Dove sono i giovani oggi? È la domanda che ci facciamo, spesso anche nevroticamente, quando non riusciamo ad intercettarli perché ai nostri occhi sembrano diventati “invisibili”. È l’interrogativo che si sono posti anche i vescovi della conferenza episcopale laziale organizzando insieme a cristiani, ebrei e musulmani un convegno giorni fa presso il Santuario del Divino Amore di Roma su proposta della commissione per l’ecumenismo e il dialogo della stessa Conferenza.

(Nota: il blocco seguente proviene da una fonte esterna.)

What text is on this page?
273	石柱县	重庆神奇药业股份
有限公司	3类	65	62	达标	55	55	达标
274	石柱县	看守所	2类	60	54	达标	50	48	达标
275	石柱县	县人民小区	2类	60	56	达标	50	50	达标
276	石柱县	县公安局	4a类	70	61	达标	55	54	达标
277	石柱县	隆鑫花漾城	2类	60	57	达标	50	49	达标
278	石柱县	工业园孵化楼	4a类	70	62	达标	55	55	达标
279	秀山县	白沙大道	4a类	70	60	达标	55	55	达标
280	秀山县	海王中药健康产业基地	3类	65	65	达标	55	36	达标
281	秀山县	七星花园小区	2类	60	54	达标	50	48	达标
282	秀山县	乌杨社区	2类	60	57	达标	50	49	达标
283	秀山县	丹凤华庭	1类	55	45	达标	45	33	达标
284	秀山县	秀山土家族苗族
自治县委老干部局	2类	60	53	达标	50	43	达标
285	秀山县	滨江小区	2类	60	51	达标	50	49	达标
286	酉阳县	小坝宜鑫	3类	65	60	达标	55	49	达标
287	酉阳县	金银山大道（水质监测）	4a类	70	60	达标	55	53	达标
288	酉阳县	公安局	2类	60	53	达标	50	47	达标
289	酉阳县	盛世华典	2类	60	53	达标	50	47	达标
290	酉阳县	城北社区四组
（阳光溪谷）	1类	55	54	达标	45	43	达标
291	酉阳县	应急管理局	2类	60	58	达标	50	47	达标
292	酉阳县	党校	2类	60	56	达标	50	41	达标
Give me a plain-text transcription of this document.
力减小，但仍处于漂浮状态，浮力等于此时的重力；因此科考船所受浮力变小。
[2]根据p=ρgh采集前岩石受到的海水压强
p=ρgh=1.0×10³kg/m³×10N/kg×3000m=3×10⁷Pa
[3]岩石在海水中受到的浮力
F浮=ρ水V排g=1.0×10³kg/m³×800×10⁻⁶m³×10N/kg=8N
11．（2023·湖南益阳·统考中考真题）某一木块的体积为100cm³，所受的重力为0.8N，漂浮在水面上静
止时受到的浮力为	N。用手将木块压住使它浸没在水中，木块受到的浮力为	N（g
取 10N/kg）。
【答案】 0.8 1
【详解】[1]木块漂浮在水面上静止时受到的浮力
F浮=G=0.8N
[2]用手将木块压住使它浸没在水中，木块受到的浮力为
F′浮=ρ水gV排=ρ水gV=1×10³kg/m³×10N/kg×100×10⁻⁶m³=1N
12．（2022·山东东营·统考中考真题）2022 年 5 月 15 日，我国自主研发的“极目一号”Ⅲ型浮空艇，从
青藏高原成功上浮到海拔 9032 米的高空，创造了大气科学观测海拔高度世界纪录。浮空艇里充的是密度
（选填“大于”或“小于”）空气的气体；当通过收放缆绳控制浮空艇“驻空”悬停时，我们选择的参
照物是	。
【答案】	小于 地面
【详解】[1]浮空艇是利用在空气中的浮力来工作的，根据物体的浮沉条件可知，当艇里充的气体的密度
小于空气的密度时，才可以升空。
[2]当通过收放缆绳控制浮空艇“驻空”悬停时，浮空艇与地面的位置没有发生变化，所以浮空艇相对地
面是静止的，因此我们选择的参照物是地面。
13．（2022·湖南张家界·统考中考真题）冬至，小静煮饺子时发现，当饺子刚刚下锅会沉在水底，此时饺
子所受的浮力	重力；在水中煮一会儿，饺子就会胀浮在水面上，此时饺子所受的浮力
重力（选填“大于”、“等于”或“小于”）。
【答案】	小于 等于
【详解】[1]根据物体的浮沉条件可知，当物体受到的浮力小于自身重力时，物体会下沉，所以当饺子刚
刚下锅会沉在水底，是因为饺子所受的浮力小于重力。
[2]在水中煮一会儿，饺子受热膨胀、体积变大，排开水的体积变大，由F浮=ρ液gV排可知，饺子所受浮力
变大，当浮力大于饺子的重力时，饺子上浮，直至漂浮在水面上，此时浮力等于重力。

Quali sono e come sono la qualità dei rapporti umani tra i giovani in questo tempo delle chat, dei social e dei tweet? Sono tante le sfide che questa nuova esperienza lancia alle nostre tradizionali comunità di fede. Come si attua oggi il rapporto tra giovani e Dio senza quelle figure di educatori che per tanto tempo hanno accompagnato le varie generazioni nell’educazione alla fede. Una categoria particolarmente coinvolta in questi nuovi processi educativi sono gli insegnanti che in numero di circa 600 hanno partecipa a questo meeting. Il vescovo di Sora-Aquino-Cassino-Pontecorvo Gerardo Antonazzo, presidente della commissione per l’ecumenismo e il dialogo dei vescovi laziali ha afffermato: «perché la Rete resta comunque una risorsa prima che un problema, ed è responsabilità dei credenti pensare quanto la testimonianza di fede possa anche passare anche nei social, frequentatissimi dai giovani». Sono quei giovani a cui la Chiesa cattolica presterà particolare attenzione con un sinodo nel prossimo ottobre.

I giovani, secondo alcuni osservatori, pur collocandosi oltre le comunità religiose tradizionali nella Rete esprimono le proprie domande e i propri bisogni sulla vita e sulla morte. I meno giovani a Macerata che ricordano che ai loro tempi il corso era gremitissimo di coetanei oggi si chiedono dove sono! Spesso si è lamentosi quando i giovani non partecipano alle nostre iniziative, ma dobbiamo chiederci come noi ci coinvolgiamo con la vita dei giovani. Mi sembra più evangelico coinvolgersi con la vita delle persone come fa il pastore con le pecore. Papa Francesco traduce questa immagine evangelica richiamando i pastori ma io direi tutta la comunità cristiana sentire a sentire “l’odore delle pecore”.

Abbiamo già attivato un sito della unità pastorale Immacolata – Santa Croce che ha mosso i primi passi dal 1 novembre scorso e che man mano gradualmente “ospiterà” le voci del nostro territorio cercando anche un “linguaggio” che possa interferire con la vita dei giovani del nostro territorio. Parlando dei mezzi di comunicazione non dimentichiamo che ha riaperto il cinema Excelsior rispondendo alle attese di tante persone.